While there has been a slight increase in the number of people choosing to make a bequest over recent years, many Australians (especially the younger generations) simply do not realise that leaving a bequest is an effective way to support a cause or that creating a Will can be a surprisingly satisfying experience.
The not for profit sector has an important role to play in educating the community, not only about bequests, but also about the importance of having a Will at any age. However too many organisations, fearing the sensitive nature of bequests, don’t actively promote their programs. We really need to be raising the profile of bequests in order to better educate people about making a Will and more effectively communicate the many benefits of legacy giving both to the individual and the organisation.

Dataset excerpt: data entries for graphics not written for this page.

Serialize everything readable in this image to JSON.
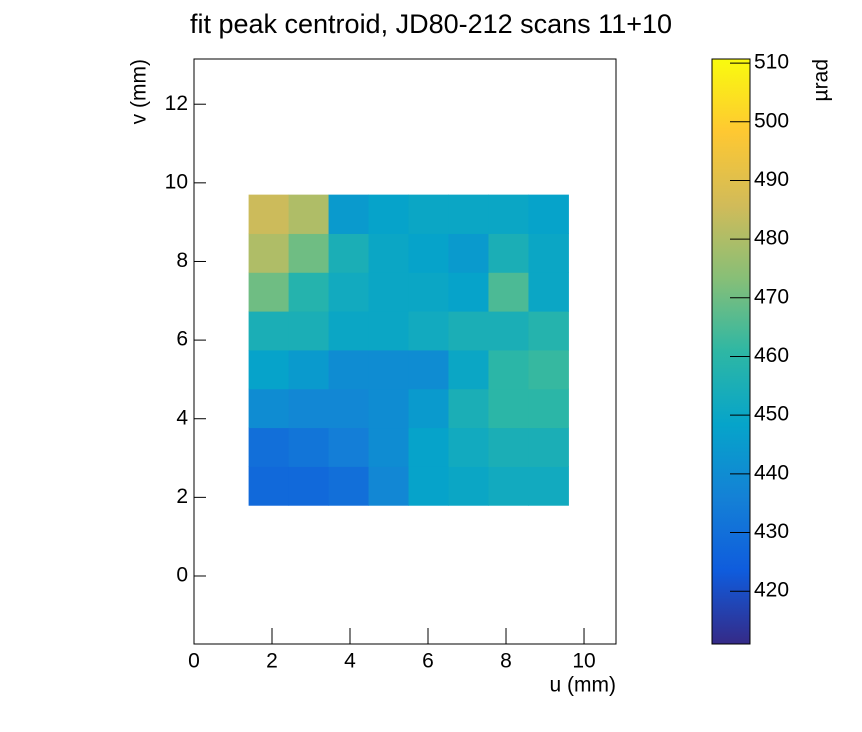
{
  "chart_data": {
    "type": "heatmap",
    "title": "fit peak centroid, JD80-212 scans 11+10",
    "xlabel": "u (mm)",
    "ylabel": "v (mm)",
    "zlabel": "µrad",
    "xlim": [
      0,
      10.82
    ],
    "ylim": [
      -1.73,
      13.15
    ],
    "zlim": [
      411,
      510.7
    ],
    "xticks": [
      0,
      2,
      4,
      6,
      8,
      10
    ],
    "yticks": [
      0,
      2,
      4,
      6,
      8,
      10,
      12
    ],
    "zticks": [
      420,
      430,
      440,
      450,
      460,
      470,
      480,
      490,
      500,
      510
    ],
    "xbins": [
      1.4,
      2.425,
      3.45,
      4.475,
      5.5,
      6.525,
      7.55,
      8.575,
      9.6
    ],
    "ybins": [
      1.8,
      2.7875,
      3.775,
      4.7625,
      5.75,
      6.7375,
      7.725,
      8.7125,
      9.7
    ],
    "z": [
      [
        428,
        428,
        430,
        438,
        448,
        450,
        452,
        452
      ],
      [
        430,
        432,
        435,
        440,
        448,
        452,
        455,
        455
      ],
      [
        440,
        438,
        438,
        440,
        445,
        455,
        460,
        460
      ],
      [
        448,
        445,
        440,
        440,
        440,
        450,
        460,
        462
      ],
      [
        455,
        455,
        450,
        450,
        452,
        455,
        455,
        458
      ],
      [
        470,
        458,
        452,
        450,
        450,
        448,
        465,
        450
      ],
      [
        480,
        470,
        455,
        450,
        448,
        445,
        455,
        450
      ],
      [
        485,
        480,
        445,
        448,
        450,
        450,
        450,
        448
      ]
    ],
    "colorscale": [
      "#352a87",
      "#0f5cdd",
      "#1481d6",
      "#06a4ca",
      "#2eb7a4",
      "#87bf77",
      "#d1bb59",
      "#fec832",
      "#f9fb0e"
    ]
  }
}
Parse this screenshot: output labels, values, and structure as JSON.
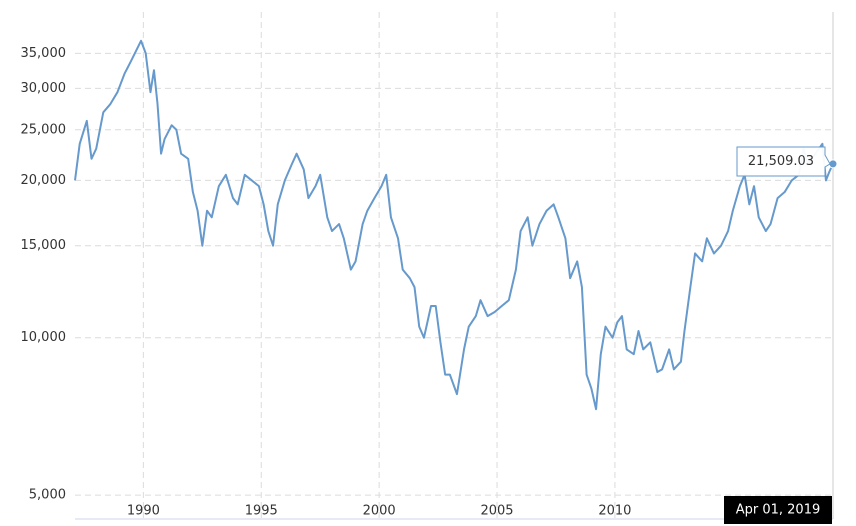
{
  "chart_data": {
    "type": "line",
    "log_scale": true,
    "grid": true,
    "color": "#6699cc",
    "xlim": [
      1987.1,
      2019.25
    ],
    "xticks": [
      1990,
      1995,
      2000,
      2005,
      2010
    ],
    "ylim": [
      4500,
      42000
    ],
    "yticks": [
      {
        "value": 5000,
        "label": "5,000"
      },
      {
        "value": 10000,
        "label": "10,000"
      },
      {
        "value": 15000,
        "label": "15,000"
      },
      {
        "value": 20000,
        "label": "20,000"
      },
      {
        "value": 25000,
        "label": "25,000"
      },
      {
        "value": 30000,
        "label": "30,000"
      },
      {
        "value": 35000,
        "label": "35,000"
      }
    ],
    "x": [
      1987.1,
      1987.3,
      1987.6,
      1987.8,
      1988.0,
      1988.3,
      1988.6,
      1988.9,
      1989.2,
      1989.5,
      1989.9,
      1990.1,
      1990.3,
      1990.45,
      1990.6,
      1990.75,
      1990.9,
      1991.2,
      1991.4,
      1991.6,
      1991.9,
      1992.1,
      1992.3,
      1992.5,
      1992.7,
      1992.9,
      1993.2,
      1993.5,
      1993.8,
      1994.0,
      1994.3,
      1994.6,
      1994.9,
      1995.1,
      1995.3,
      1995.5,
      1995.7,
      1996.0,
      1996.3,
      1996.5,
      1996.8,
      1997.0,
      1997.3,
      1997.5,
      1997.8,
      1998.0,
      1998.3,
      1998.5,
      1998.8,
      1999.0,
      1999.3,
      1999.5,
      1999.8,
      2000.1,
      2000.3,
      2000.5,
      2000.8,
      2001.0,
      2001.3,
      2001.5,
      2001.7,
      2001.9,
      2002.2,
      2002.4,
      2002.6,
      2002.8,
      2003.0,
      2003.3,
      2003.6,
      2003.8,
      2004.1,
      2004.3,
      2004.6,
      2004.9,
      2005.2,
      2005.5,
      2005.8,
      2006.0,
      2006.3,
      2006.5,
      2006.8,
      2007.1,
      2007.4,
      2007.6,
      2007.9,
      2008.1,
      2008.4,
      2008.6,
      2008.8,
      2009.0,
      2009.2,
      2009.4,
      2009.6,
      2009.9,
      2010.1,
      2010.3,
      2010.5,
      2010.8,
      2011.0,
      2011.2,
      2011.5,
      2011.8,
      2012.0,
      2012.3,
      2012.5,
      2012.8,
      2012.95,
      2013.2,
      2013.4,
      2013.7,
      2013.9,
      2014.2,
      2014.5,
      2014.8,
      2015.0,
      2015.3,
      2015.5,
      2015.7,
      2015.9,
      2016.1,
      2016.4,
      2016.6,
      2016.9,
      2017.2,
      2017.5,
      2017.8,
      2018.0,
      2018.2,
      2018.5,
      2018.8,
      2018.95,
      2019.1,
      2019.25
    ],
    "values": [
      20000,
      23500,
      26000,
      22000,
      23000,
      27000,
      28000,
      29500,
      32000,
      34000,
      37000,
      35000,
      29500,
      32500,
      28000,
      22500,
      24000,
      25500,
      25000,
      22500,
      22000,
      19000,
      17500,
      15000,
      17500,
      17000,
      19500,
      20500,
      18500,
      18000,
      20500,
      20000,
      19500,
      18000,
      16000,
      15000,
      18000,
      20000,
      21500,
      22500,
      21000,
      18500,
      19500,
      20500,
      17000,
      16000,
      16500,
      15500,
      13500,
      14000,
      16500,
      17500,
      18500,
      19500,
      20500,
      17000,
      15500,
      13500,
      13000,
      12500,
      10500,
      10000,
      11500,
      11500,
      9800,
      8500,
      8500,
      7800,
      9500,
      10500,
      11000,
      11800,
      11000,
      11200,
      11500,
      11800,
      13500,
      16000,
      17000,
      15000,
      16500,
      17500,
      18000,
      17000,
      15500,
      13000,
      14000,
      12500,
      8500,
      8000,
      7300,
      9300,
      10500,
      10000,
      10700,
      11000,
      9500,
      9300,
      10300,
      9500,
      9800,
      8600,
      8700,
      9500,
      8700,
      9000,
      10300,
      12500,
      14500,
      14000,
      15500,
      14500,
      15000,
      16000,
      17500,
      19500,
      20500,
      18000,
      19500,
      17000,
      16000,
      16500,
      18500,
      19000,
      20000,
      20500,
      23000,
      21500,
      22500,
      23500,
      20000,
      20800,
      21509.03
    ],
    "tooltip": {
      "label": "21,509.03",
      "x_label": "Apr 01, 2019"
    }
  }
}
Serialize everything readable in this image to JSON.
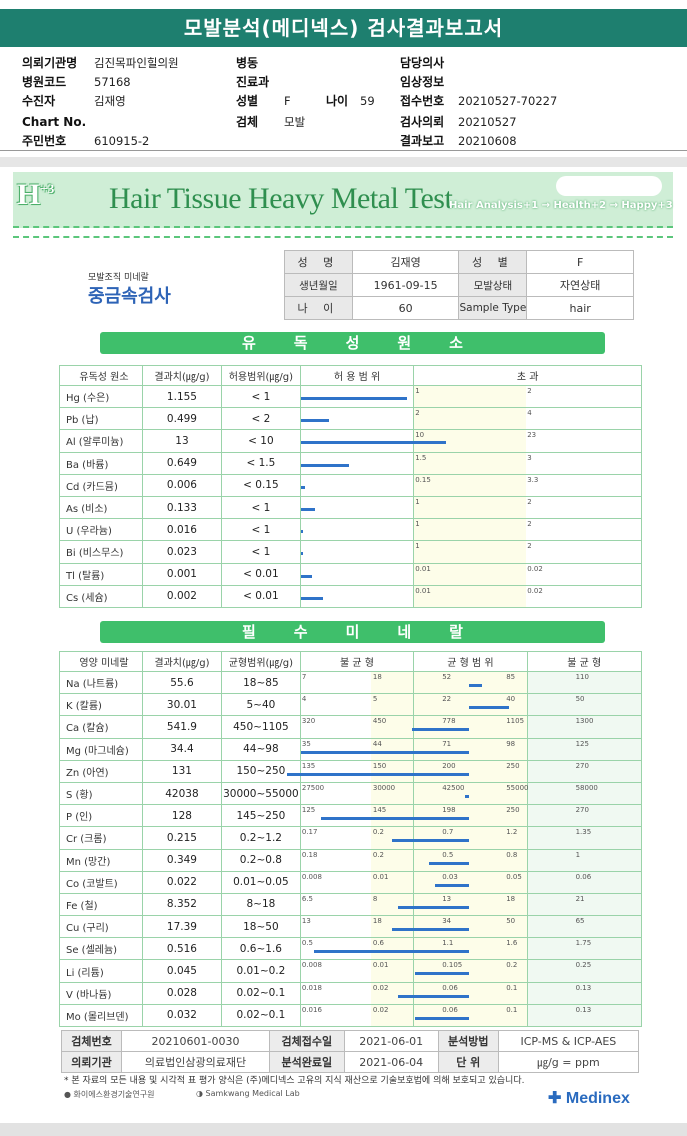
{
  "report_title": "모발분석(메디넥스) 검사결과보고서",
  "info": {
    "left": [
      {
        "label": "의뢰기관명",
        "value": "김진목파인힐의원"
      },
      {
        "label": "병원코드",
        "value": "57168"
      },
      {
        "label": "수진자",
        "value": "김재영"
      },
      {
        "label": "Chart No.",
        "value": ""
      },
      {
        "label": "주민번호",
        "value": "610915-2"
      }
    ],
    "mid": [
      {
        "label": "병동",
        "value": ""
      },
      {
        "label": "진료과",
        "value": ""
      },
      {
        "label": "성별",
        "value": "F"
      },
      {
        "label": "검체",
        "value": "모발"
      }
    ],
    "age": {
      "label": "나이",
      "value": "59"
    },
    "right": [
      {
        "label": "담당의사",
        "value": ""
      },
      {
        "label": "임상정보",
        "value": ""
      },
      {
        "label": "접수번호",
        "value": "20210527-70227"
      },
      {
        "label": "검사의뢰",
        "value": "20210527"
      },
      {
        "label": "결과보고",
        "value": "20210608"
      }
    ]
  },
  "banner": {
    "logo": "H",
    "logo_sup": "+3",
    "title": "Hair Tissue Heavy Metal Test",
    "sub": "Hair Analysis+1 → Health+2 → Happy+3"
  },
  "badge": {
    "small": "모발조직 미네랄",
    "big": "중금속검사"
  },
  "patient": {
    "name_label": "성 명",
    "name": "김재영",
    "sex_label": "성 별",
    "sex": "F",
    "dob_label": "생년월일",
    "dob": "1961-09-15",
    "state_label": "모발상태",
    "state": "자연상태",
    "age_label": "나 이",
    "age": "60",
    "type_label": "Sample Type",
    "type": "hair"
  },
  "toxic": {
    "section_title": "유독성원소",
    "headers": [
      "유독성 원소",
      "결과치(㎍/g)",
      "허용범위(㎍/g)",
      "허 용 범 위",
      "초 과"
    ],
    "rows": [
      {
        "name": "Hg (수은)",
        "result": "1.155",
        "range": "< 1",
        "t1": "1",
        "t2": "2",
        "frac": 0.95
      },
      {
        "name": "Pb (납)",
        "result": "0.499",
        "range": "< 2",
        "t1": "2",
        "t2": "4",
        "frac": 0.25
      },
      {
        "name": "Al (알루미늄)",
        "result": "13",
        "range": "< 10",
        "t1": "10",
        "t2": "23",
        "frac": 1.3
      },
      {
        "name": "Ba (바륨)",
        "result": "0.649",
        "range": "< 1.5",
        "t1": "1.5",
        "t2": "3",
        "frac": 0.43
      },
      {
        "name": "Cd (카드뮴)",
        "result": "0.006",
        "range": "< 0.15",
        "t1": "0.15",
        "t2": "3.3",
        "frac": 0.04
      },
      {
        "name": "As (비소)",
        "result": "0.133",
        "range": "< 1",
        "t1": "1",
        "t2": "2",
        "frac": 0.13
      },
      {
        "name": "U (우라늄)",
        "result": "0.016",
        "range": "< 1",
        "t1": "1",
        "t2": "2",
        "frac": 0.02
      },
      {
        "name": "Bi (비스무스)",
        "result": "0.023",
        "range": "< 1",
        "t1": "1",
        "t2": "2",
        "frac": 0.02
      },
      {
        "name": "Tl (탈륨)",
        "result": "0.001",
        "range": "< 0.01",
        "t1": "0.01",
        "t2": "0.02",
        "frac": 0.1
      },
      {
        "name": "Cs (세슘)",
        "result": "0.002",
        "range": "< 0.01",
        "t1": "0.01",
        "t2": "0.02",
        "frac": 0.2
      }
    ]
  },
  "essential": {
    "section_title": "필수미네랄",
    "headers": [
      "영양 미네랄",
      "결과치(㎍/g)",
      "균형범위(㎍/g)",
      "불 균 형",
      "균 형 범 위",
      "불 균 형"
    ],
    "rows": [
      {
        "name": "Na (나트륨)",
        "result": "55.6",
        "range": "18~85",
        "ticks": [
          "7",
          "18",
          "52",
          "85",
          "110"
        ],
        "from": 0.5,
        "to": 0.54
      },
      {
        "name": "K (칼륨)",
        "result": "30.01",
        "range": "5~40",
        "ticks": [
          "4",
          "5",
          "22",
          "40",
          "50"
        ],
        "from": 0.5,
        "to": 0.62
      },
      {
        "name": "Ca (칼슘)",
        "result": "541.9",
        "range": "450~1105",
        "ticks": [
          "320",
          "450",
          "778",
          "1105",
          "1300"
        ],
        "from": 0.33,
        "to": 0.5
      },
      {
        "name": "Mg (마그네슘)",
        "result": "34.4",
        "range": "44~98",
        "ticks": [
          "35",
          "44",
          "71",
          "98",
          "125"
        ],
        "from": 0.0,
        "to": 0.5
      },
      {
        "name": "Zn (아연)",
        "result": "131",
        "range": "150~250",
        "ticks": [
          "135",
          "150",
          "200",
          "250",
          "270"
        ],
        "from": -0.04,
        "to": 0.5
      },
      {
        "name": "S (황)",
        "result": "42038",
        "range": "30000~55000",
        "ticks": [
          "27500",
          "30000",
          "42500",
          "55000",
          "58000"
        ],
        "from": 0.49,
        "to": 0.5
      },
      {
        "name": "P (인)",
        "result": "128",
        "range": "145~250",
        "ticks": [
          "125",
          "145",
          "198",
          "250",
          "270"
        ],
        "from": 0.06,
        "to": 0.5
      },
      {
        "name": "Cr (크롬)",
        "result": "0.215",
        "range": "0.2~1.2",
        "ticks": [
          "0.17",
          "0.2",
          "0.7",
          "1.2",
          "1.35"
        ],
        "from": 0.27,
        "to": 0.5
      },
      {
        "name": "Mn (망간)",
        "result": "0.349",
        "range": "0.2~0.8",
        "ticks": [
          "0.18",
          "0.2",
          "0.5",
          "0.8",
          "1"
        ],
        "from": 0.38,
        "to": 0.5
      },
      {
        "name": "Co (코발트)",
        "result": "0.022",
        "range": "0.01~0.05",
        "ticks": [
          "0.008",
          "0.01",
          "0.03",
          "0.05",
          "0.06"
        ],
        "from": 0.4,
        "to": 0.5
      },
      {
        "name": "Fe (철)",
        "result": "8.352",
        "range": "8~18",
        "ticks": [
          "6.5",
          "8",
          "13",
          "18",
          "21"
        ],
        "from": 0.29,
        "to": 0.5
      },
      {
        "name": "Cu (구리)",
        "result": "17.39",
        "range": "18~50",
        "ticks": [
          "13",
          "18",
          "34",
          "50",
          "65"
        ],
        "from": 0.27,
        "to": 0.5
      },
      {
        "name": "Se (셀레늄)",
        "result": "0.516",
        "range": "0.6~1.6",
        "ticks": [
          "0.5",
          "0.6",
          "1.1",
          "1.6",
          "1.75"
        ],
        "from": 0.04,
        "to": 0.5
      },
      {
        "name": "Li (리튬)",
        "result": "0.045",
        "range": "0.01~0.2",
        "ticks": [
          "0.008",
          "0.01",
          "0.105",
          "0.2",
          "0.25"
        ],
        "from": 0.34,
        "to": 0.5
      },
      {
        "name": "V (바나듐)",
        "result": "0.028",
        "range": "0.02~0.1",
        "ticks": [
          "0.018",
          "0.02",
          "0.06",
          "0.1",
          "0.13"
        ],
        "from": 0.29,
        "to": 0.5
      },
      {
        "name": "Mo (몰리브덴)",
        "result": "0.032",
        "range": "0.02~0.1",
        "ticks": [
          "0.016",
          "0.02",
          "0.06",
          "0.1",
          "0.13"
        ],
        "from": 0.34,
        "to": 0.5
      }
    ]
  },
  "footer": {
    "r1": [
      "검체번호",
      "20210601-0030",
      "검체접수일",
      "2021-06-01",
      "분석방법",
      "ICP-MS & ICP-AES"
    ],
    "r2": [
      "의뢰기관",
      "의료법인삼광의료재단",
      "분석완료일",
      "2021-06-04",
      "단 위",
      "㎍/g = ppm"
    ],
    "note": "* 본 자료의 모든 내용 및 시각적 표 평가 양식은 (주)메디넥스 고유의 지식 재산으로 기술보호법에 의해 보호되고 있습니다.",
    "logo1": "화이에스환경기술연구원",
    "logo2": "Samkwang Medical Lab",
    "logo3": "Medinex"
  }
}
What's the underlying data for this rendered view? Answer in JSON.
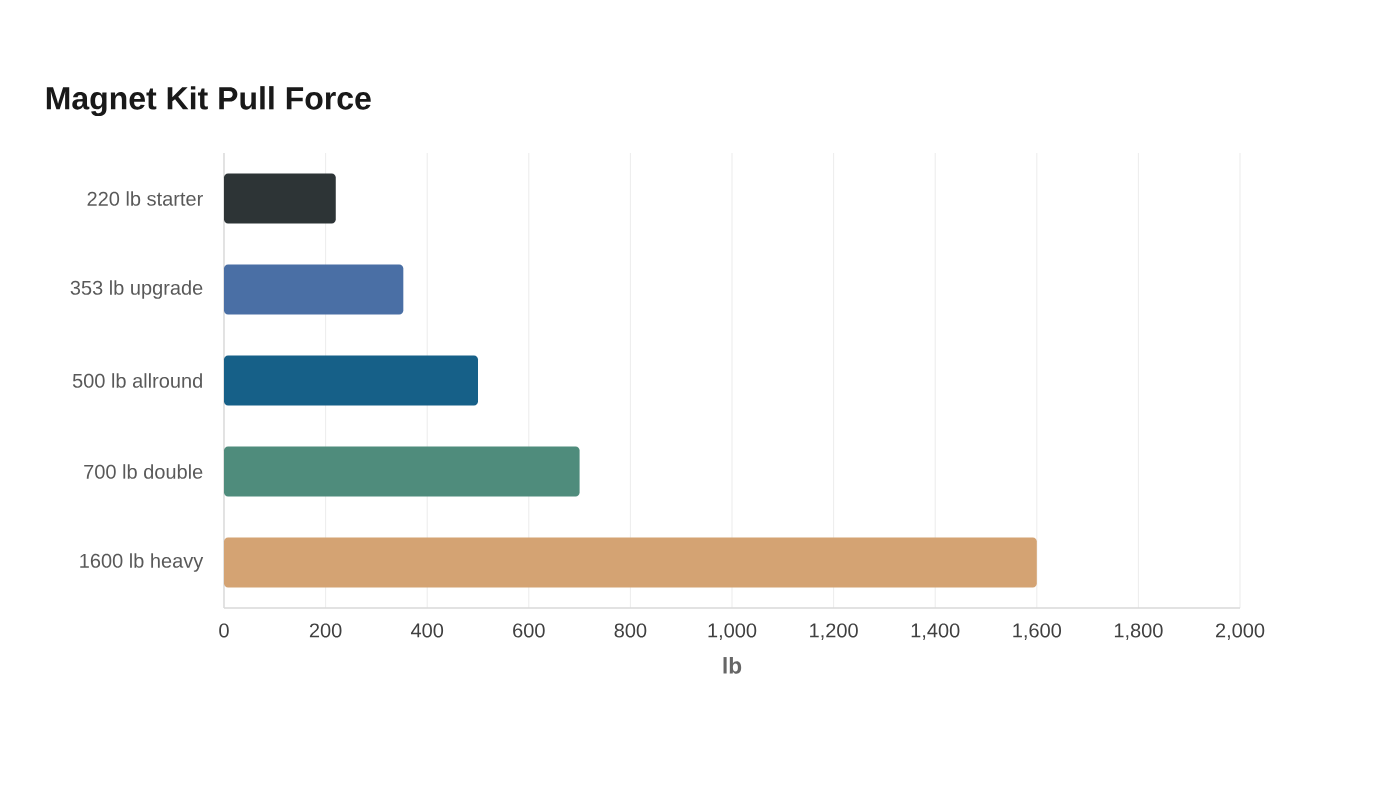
{
  "chart_data": {
    "type": "bar",
    "orientation": "horizontal",
    "title": "Magnet Kit Pull Force",
    "xlabel": "lb",
    "categories": [
      "220 lb starter",
      "353 lb upgrade",
      "500 lb allround",
      "700 lb double",
      "1600 lb heavy"
    ],
    "values": [
      220,
      353,
      500,
      700,
      1600
    ],
    "colors": [
      "#2d3436",
      "#4a6fa5",
      "#166088",
      "#4f8c7c",
      "#d4a373"
    ],
    "xlim": [
      0,
      2000
    ],
    "xticks": [
      0,
      200,
      400,
      600,
      800,
      {
        "value": 1000,
        "label": "1,000"
      },
      {
        "value": 1200,
        "label": "1,200"
      },
      {
        "value": 1400,
        "label": "1,400"
      },
      {
        "value": 1600,
        "label": "1,600"
      },
      {
        "value": 1800,
        "label": "1,800"
      },
      {
        "value": 2000,
        "label": "2,000"
      }
    ],
    "grid": "x"
  }
}
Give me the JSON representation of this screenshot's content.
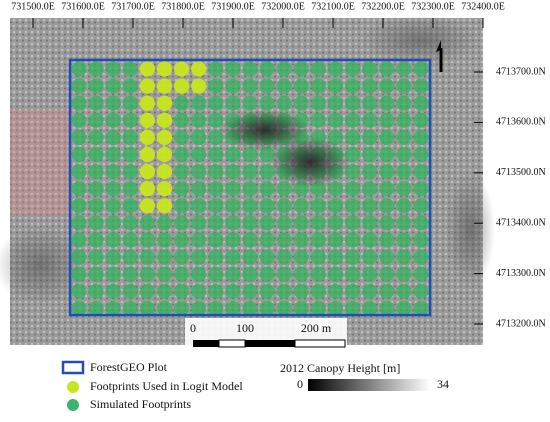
{
  "map": {
    "easting_labels": [
      "731500.0E",
      "731600.0E",
      "731700.0E",
      "731800.0E",
      "731900.0E",
      "732000.0E",
      "732100.0E",
      "732200.0E",
      "732300.0E",
      "732400.0E"
    ],
    "northing_labels": [
      "4713700.0N",
      "4713600.0N",
      "4713500.0N",
      "4713400.0N",
      "4713300.0N",
      "4713200.0N"
    ],
    "scale_bar": {
      "labels": [
        "0",
        "100",
        "200 m"
      ]
    },
    "legend": {
      "items": [
        "ForestGEO Plot",
        "Footprints Used in Logit Model",
        "Simulated Footprints"
      ]
    },
    "colorbar": {
      "title": "2012 Canopy Height [m]",
      "min": 0,
      "max": 34
    }
  }
}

Whether you are looking to more actively promote your bequest program or publicly launch a new one, doing so will create valuable opportunities to build relationships and engage your supporters. Receiving a bequest is the ultimate expression of a strong donor relationship. It shows that the donor believes in your cause and your vision and that they trust you.
Yes, it is true that there are sensitivities involved in bequests, but managing them is not so difficult that it should stop you from doing something that will benefit your cause, your supporters and the community in general.